October 26 (Sun.), 9:30–12:00, Room 5 (Portopia Hotel South Wing Ohwada A)
IS-S6-6

Long-term outcomes and reinterventions in EUS-guided biliary drainage for malignant biliary obstruction

Y. Nakai1
Co-authors: H. Isayama1, K. Koike1
1
Department of Gastroenterology, Graduate School of Medicine, The University of Tokyo
Background: EUS-guided biliary drainage (EUS-BD) has been increasingly reported as salvage therapy in failed ERCP cases, but its long-term outcomes are unknown. Methods: Long-term outcomes and reinterventions for stent dysfunction and complications were retrospectively studied in patients undergoing EUS-BD for unresectable malignant biliary obstruction.Results: EUS-BD using covered metallic stent (CMS) was performed in 29 patients: 22 hepatico-gastrostomy (HGS) and 7 choledocho-duodenostomy (CDS).
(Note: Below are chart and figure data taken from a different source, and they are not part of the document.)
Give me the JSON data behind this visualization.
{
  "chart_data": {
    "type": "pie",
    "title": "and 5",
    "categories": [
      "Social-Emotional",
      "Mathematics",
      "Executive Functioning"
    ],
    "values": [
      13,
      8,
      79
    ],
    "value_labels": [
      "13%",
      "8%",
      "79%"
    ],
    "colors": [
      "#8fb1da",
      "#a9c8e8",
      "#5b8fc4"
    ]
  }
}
Primary cancer was pancreatic in 59%. Six patients (21%) developed early complications: stent misplacement in the peritoneum treated by tandem HGS placement, migration treated by stent-in-stent, 2 cholangitis due to kinking treated by stent-in-stent and PTBD, cholecystitis treated by PTGBA, and bleeding. Eight patients (28%) developed late complications: 5 HGS dysfunction and 3 CDS dislocation. Median time to dysfunction was 129days. Dysfunction due to sludge/food impaction in HGS was treated by balloon cleaning followed by PS placement via HGS in one and trimming of long HGS stent by APC, followed by antegrade CMS placement in distal CBD in the other. Three hyperplasia at uncovered portion of HGS was treated by stent-in-stent PS placement. Three cholangitis due to CDS dislocation was treated either by a new CDS placement, balloon cleaning alone via choledochoduodenal fistula, or transpapillary stenting.Conclusion: Stent dysfunction in EUS-BD was not rare, but reinterventions via EUS-BD route was technically feasible using an ERCP technique.